A vertical line on the right side of a modifier connected to its top consonant expresses degree. A single dot at the top represents the minimum, a full line to the bottom of the word represents the maximum degree, and all line lengths in between represent the spectrum between those two ("barely funny", "somewhat funny", "the funniest").
A line on the right side of a flat expresses general plurality. If the line is connected to the top consonant, it expresses continuous plurality ("some", "many", "all", etc.), similarly to modifiers.
Two dots on the right of an actor or modifier, surrounding the vertical center, expresses negativity ("not").
A line above a marker explicitly expresses that the word is a marker, signifying that it cannot be modified.

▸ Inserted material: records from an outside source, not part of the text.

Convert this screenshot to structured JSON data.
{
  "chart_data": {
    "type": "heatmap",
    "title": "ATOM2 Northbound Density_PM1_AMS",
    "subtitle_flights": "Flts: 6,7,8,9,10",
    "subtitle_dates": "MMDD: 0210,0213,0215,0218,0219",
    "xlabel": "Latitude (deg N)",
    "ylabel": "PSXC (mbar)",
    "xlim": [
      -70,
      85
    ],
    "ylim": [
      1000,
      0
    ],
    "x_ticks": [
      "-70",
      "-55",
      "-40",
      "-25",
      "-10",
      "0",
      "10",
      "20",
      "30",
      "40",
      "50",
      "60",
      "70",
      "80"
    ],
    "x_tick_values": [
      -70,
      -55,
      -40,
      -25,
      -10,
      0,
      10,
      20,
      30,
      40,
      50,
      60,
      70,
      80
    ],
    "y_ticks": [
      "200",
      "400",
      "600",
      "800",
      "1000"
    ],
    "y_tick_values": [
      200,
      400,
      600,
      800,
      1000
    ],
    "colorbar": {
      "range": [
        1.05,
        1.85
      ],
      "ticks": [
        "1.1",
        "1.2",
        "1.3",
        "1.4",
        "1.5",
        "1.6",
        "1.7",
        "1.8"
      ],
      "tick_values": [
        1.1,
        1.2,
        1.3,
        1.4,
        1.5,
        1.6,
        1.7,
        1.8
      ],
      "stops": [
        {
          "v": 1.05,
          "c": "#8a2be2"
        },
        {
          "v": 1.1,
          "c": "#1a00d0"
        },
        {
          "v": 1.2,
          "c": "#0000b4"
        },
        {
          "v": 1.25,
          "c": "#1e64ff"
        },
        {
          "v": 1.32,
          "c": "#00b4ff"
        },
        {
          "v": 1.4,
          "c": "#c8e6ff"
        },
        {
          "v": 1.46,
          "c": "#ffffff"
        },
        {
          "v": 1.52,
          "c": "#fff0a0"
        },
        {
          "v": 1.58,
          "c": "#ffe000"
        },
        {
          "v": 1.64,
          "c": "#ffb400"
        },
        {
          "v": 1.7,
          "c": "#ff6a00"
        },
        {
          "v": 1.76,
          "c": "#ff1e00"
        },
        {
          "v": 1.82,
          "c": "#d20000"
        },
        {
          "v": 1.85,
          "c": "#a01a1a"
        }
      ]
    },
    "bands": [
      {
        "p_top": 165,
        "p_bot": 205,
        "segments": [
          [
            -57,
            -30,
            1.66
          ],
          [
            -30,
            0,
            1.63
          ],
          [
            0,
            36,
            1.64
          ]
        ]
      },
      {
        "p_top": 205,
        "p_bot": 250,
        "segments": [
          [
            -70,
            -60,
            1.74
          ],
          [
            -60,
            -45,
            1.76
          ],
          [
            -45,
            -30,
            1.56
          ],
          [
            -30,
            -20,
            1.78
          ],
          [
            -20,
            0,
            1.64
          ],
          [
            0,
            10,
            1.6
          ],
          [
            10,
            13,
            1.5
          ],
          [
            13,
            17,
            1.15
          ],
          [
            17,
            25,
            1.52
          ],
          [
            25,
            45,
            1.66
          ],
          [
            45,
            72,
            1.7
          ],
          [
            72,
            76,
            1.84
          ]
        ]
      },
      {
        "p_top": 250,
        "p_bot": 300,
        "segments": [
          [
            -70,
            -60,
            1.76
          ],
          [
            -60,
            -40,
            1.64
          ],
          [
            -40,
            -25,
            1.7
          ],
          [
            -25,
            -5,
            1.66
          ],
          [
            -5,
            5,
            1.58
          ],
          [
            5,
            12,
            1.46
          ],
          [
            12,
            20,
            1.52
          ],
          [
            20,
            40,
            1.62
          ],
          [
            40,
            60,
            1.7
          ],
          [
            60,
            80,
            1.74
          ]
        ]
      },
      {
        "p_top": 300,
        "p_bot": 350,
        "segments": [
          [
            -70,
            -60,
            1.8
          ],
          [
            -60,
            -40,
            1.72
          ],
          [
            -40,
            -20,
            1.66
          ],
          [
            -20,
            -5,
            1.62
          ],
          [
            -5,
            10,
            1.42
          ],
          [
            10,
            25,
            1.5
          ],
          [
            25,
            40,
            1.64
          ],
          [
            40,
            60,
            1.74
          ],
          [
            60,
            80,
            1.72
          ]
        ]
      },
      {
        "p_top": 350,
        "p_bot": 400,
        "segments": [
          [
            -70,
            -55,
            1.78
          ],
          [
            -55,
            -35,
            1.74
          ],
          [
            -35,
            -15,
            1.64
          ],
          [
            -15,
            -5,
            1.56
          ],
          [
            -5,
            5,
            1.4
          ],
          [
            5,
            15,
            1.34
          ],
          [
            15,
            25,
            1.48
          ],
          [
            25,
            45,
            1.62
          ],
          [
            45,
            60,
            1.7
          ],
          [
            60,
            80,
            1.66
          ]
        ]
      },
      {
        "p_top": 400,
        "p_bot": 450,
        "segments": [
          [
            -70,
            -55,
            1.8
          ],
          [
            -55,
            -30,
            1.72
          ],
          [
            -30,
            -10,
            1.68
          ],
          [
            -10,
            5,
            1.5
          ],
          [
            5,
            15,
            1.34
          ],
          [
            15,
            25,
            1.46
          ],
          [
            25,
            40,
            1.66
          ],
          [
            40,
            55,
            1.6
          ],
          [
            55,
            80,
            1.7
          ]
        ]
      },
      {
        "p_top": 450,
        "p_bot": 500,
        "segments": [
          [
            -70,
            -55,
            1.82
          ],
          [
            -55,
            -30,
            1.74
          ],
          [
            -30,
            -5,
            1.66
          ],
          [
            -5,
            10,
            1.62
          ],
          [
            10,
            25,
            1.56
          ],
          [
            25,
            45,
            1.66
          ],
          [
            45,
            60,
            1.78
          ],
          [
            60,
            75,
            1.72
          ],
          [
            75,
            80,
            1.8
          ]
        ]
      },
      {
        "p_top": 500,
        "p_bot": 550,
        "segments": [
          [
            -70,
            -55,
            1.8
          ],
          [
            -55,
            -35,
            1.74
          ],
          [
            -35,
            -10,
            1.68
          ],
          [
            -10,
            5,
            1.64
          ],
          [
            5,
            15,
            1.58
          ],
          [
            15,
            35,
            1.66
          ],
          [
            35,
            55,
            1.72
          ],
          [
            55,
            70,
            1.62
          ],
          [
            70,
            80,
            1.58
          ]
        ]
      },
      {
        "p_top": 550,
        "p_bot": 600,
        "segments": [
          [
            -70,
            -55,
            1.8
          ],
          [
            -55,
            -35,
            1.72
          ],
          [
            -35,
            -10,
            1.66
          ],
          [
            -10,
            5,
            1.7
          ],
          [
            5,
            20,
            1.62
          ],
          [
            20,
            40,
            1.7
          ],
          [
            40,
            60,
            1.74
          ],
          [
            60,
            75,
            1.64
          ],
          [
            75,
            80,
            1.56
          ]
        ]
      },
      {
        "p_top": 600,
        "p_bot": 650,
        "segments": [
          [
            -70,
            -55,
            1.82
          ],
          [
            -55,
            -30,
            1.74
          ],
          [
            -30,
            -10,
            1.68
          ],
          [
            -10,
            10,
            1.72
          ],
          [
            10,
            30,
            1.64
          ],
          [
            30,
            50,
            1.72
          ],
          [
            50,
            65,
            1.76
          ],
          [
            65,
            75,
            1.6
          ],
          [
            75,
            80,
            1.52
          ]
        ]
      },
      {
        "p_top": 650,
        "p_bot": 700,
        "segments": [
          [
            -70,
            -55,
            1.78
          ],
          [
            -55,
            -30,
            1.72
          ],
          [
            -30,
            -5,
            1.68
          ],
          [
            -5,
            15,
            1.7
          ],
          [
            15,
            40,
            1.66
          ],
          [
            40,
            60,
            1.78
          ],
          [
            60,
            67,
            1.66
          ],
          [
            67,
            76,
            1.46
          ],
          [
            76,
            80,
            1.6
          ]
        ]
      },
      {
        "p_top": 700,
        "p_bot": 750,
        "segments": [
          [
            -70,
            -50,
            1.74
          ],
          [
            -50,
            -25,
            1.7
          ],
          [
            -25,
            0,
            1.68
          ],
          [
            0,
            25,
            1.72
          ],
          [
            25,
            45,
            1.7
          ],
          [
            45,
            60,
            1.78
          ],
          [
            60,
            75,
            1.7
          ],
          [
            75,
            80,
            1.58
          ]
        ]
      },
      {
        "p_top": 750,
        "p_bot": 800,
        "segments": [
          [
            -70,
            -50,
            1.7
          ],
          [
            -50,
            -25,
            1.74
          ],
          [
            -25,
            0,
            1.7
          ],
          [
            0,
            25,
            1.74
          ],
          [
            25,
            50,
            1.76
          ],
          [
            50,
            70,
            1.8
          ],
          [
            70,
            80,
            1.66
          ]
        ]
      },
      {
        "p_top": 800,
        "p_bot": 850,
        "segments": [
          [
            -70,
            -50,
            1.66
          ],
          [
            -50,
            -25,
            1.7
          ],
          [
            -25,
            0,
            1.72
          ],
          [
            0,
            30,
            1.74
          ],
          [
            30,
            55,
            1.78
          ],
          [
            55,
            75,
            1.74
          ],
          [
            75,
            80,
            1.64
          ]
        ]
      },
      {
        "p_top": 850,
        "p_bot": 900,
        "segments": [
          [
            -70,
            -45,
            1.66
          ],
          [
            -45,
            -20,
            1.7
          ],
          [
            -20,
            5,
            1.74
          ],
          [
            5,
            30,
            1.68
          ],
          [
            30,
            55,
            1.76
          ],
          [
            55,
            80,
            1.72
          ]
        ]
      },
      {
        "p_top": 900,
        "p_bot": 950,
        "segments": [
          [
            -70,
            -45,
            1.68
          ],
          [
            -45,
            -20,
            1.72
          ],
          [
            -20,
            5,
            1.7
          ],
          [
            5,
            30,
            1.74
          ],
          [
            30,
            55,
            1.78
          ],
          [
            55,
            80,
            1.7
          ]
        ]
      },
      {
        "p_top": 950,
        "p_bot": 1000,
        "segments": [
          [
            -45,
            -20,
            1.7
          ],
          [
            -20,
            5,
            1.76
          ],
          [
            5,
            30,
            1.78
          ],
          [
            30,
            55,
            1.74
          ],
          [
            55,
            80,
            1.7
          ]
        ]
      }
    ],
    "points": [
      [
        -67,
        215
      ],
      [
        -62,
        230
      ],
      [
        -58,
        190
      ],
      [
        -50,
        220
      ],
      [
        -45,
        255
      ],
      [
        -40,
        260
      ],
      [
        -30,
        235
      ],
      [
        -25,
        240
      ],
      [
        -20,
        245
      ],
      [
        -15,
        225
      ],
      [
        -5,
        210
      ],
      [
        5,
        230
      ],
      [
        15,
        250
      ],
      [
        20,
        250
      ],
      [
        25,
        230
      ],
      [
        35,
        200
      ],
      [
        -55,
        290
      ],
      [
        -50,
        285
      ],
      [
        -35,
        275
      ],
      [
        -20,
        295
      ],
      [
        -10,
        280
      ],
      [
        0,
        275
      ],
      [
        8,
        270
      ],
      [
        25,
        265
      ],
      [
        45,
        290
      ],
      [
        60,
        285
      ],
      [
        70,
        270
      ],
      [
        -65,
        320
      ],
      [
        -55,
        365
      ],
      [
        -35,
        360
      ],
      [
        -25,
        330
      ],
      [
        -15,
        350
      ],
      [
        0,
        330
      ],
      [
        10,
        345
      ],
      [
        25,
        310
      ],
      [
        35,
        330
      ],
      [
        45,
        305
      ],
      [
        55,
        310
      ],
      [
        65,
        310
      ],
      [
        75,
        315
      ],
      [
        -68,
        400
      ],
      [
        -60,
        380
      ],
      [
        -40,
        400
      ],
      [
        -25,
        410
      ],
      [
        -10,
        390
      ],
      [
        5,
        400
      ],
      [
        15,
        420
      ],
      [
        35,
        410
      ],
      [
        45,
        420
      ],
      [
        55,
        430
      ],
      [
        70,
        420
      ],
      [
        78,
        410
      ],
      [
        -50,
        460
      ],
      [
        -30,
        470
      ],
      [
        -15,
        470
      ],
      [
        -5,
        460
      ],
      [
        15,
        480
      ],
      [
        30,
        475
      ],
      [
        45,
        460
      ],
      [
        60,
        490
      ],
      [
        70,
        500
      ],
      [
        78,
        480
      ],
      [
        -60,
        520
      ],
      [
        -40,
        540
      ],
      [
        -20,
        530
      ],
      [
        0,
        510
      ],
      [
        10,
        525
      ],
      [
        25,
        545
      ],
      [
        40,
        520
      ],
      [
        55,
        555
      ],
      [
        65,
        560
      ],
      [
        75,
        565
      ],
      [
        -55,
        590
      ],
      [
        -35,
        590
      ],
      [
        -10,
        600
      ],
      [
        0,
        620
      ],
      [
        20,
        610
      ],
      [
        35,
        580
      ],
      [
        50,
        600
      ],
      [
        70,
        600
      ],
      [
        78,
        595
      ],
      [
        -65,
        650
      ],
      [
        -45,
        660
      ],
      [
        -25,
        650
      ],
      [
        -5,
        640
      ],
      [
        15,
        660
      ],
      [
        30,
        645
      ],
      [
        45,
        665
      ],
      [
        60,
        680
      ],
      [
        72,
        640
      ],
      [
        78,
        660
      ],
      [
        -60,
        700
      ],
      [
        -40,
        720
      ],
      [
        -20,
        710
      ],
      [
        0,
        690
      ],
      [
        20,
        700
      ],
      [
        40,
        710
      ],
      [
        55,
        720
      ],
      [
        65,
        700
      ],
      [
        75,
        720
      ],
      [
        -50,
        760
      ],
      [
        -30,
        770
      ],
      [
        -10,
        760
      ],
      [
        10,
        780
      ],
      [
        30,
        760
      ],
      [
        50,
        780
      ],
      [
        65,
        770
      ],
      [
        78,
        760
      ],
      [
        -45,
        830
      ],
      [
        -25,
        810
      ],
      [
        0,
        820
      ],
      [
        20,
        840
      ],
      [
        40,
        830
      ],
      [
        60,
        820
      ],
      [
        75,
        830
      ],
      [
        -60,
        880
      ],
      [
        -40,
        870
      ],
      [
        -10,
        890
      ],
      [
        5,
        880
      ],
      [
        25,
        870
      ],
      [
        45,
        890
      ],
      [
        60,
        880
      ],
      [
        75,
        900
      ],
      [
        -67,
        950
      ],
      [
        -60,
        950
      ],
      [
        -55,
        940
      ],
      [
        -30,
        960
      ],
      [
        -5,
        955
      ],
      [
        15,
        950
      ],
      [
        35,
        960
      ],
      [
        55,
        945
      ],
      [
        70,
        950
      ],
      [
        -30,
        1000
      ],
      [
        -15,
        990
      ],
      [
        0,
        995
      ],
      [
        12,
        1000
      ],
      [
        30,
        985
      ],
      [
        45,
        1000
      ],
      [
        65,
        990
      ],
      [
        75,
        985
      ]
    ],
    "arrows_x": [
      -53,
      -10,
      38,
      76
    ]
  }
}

This exists for legibility purposes.
Phonetics & Writing
Because i-tema is not a spoken language, phonetics are not particularly important. Nonetheless, for ease of communication, a set of phonetics exist for the letters of the language (not the syntactic symbols).
There exist a total of 20 consonants (10 unique symbols, and 10 stressed variants), 6 vowels, and 2 null symbols (one for consonants and another for vowels).
Each rune is made up of one consonant and one vowel. Words can be a single rune, or a combination of runes.
If a rune has nothing but a vowel, the consonant space is taken up by Ø (null consonant). If a rune has nothing but a consonant, the vowel space is taken up by Ø (null vowel).
Each letter is a path with clear directions marked by the curves in the path.
Within and between runes, all paths not leading outwards must be connected.
Path connections are stopped by stress markers on top left corner of consonant.
Path connections do not exist between separate words.